In 2017, Grim made a life-sized Candy Land game for the campers. In 2018, she made a glow-in-the-dark laser tag arena. For 2019, she created a nine-hole, glow-in-the-dark mini golf course on par with something you would see on the Ocean City boardwalk. Holes one through three were an underwater theme, holes four through six were a wind theme, and holes seven through nine were a fire theme.
Creating a mini golf course for the campers was an idea she and a former camp employee came up with two years ago. The two wanted to implement it last year but realized they needed another year to prepare for it.
“I think the campers’ reaction when they first see it is the best part,” Grim said. “Watching them go through and play is awesome, it’s so rewarding. We work really hard as a staff to make sure our campers have the best summer possible, but seeing this at the end is the icing on the cake.”
Grim added the parents even got in on the action after the course was unveiled.
“We got a lot of positive feedback,” she said. “Our counselors feel like they’re being rewarded because of how much fun the kids are having.”
Putting the kids first and creating a fun atmosphere for the campers is part of what makes the camp so successful.
“I love playing sports and being with my friends and the counselors here, they do everything great,” camper LJ McGee said.
“I love the counselors and how they love everything about what they get to do. I want to do that next year, hopefully,” camper Haley Hill added.
McGee, Hill and Trevor Robinson agreed the glow-in-the-dark mini golf was a fun addition to the camp.
“I think this is my favorite of all three,” McGee said, who’s seen all three surprises to date. “I think they did a great job in the big gym.”
The fun culture of camp is a two-way street.

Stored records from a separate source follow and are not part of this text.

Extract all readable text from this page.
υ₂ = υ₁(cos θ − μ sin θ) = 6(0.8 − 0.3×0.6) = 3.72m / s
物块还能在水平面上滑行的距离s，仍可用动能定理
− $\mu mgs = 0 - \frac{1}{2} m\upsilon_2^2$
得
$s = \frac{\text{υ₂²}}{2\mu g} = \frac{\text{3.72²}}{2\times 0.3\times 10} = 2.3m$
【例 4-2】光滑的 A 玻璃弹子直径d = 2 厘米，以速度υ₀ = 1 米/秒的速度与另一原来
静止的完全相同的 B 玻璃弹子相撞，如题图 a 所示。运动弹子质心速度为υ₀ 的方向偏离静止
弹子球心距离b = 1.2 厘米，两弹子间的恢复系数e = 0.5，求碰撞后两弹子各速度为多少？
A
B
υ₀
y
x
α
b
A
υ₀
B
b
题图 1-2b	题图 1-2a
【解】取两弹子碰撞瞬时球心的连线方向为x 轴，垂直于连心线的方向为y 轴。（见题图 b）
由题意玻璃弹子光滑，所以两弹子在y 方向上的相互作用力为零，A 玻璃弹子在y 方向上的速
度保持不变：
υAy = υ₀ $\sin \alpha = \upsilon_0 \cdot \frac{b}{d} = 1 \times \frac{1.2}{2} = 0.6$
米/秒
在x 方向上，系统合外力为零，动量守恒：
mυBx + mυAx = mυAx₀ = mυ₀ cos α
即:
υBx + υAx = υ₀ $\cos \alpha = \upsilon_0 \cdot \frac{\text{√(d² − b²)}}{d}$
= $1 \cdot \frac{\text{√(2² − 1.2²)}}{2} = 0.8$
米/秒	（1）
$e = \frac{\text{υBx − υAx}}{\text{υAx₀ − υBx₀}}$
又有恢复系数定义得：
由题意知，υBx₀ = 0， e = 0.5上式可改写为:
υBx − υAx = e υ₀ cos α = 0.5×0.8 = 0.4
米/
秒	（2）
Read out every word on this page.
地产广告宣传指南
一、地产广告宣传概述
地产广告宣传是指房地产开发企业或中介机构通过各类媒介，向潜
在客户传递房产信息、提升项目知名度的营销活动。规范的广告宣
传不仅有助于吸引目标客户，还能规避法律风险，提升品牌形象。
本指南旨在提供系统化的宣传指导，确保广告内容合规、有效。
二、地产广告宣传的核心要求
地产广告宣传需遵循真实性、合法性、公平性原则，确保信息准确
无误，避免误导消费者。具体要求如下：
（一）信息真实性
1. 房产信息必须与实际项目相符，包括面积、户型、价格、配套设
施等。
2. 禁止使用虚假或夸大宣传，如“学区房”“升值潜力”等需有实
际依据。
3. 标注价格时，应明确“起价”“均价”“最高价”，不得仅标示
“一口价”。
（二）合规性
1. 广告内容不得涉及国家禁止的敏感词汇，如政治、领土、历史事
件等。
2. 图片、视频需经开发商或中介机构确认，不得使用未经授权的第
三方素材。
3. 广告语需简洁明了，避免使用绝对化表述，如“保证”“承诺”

The counselors get just as much out of it as the campers themselves. Just ask Damon Redden, the director of counselors in training. Redden just completed his 12th year with the camp.
“I love it,” he said. “I see the joy the kids have, I like working with the other counselors, they’ve been here as long as I have. I see how much the kids enjoy it and it keeps bringing me back.”
What Redden thinks makes the camp special is its ability to think outside the box, which is something Grim has worked diligently on for the past three years. This summer, her 10th with Camp Squankum, marks the final summer she will work at camp. The glow-in-the-dark mini golf was her swan song.
In her final act, she did more than work with her team of five counselors, she recruited the entire staff to construct the mini golf course. As if that weren’t enough, friends and family members of counselors pitched in, too.
“It was fun for my last project to have everybody help,” she said.
Though she won’t be at Camp Squankum for summer 2020 she said the surprise tradition will live on.
“They already started brainstorming ideas for next year,” Grim said. “Camp will live up to the standard it’s always been held at.”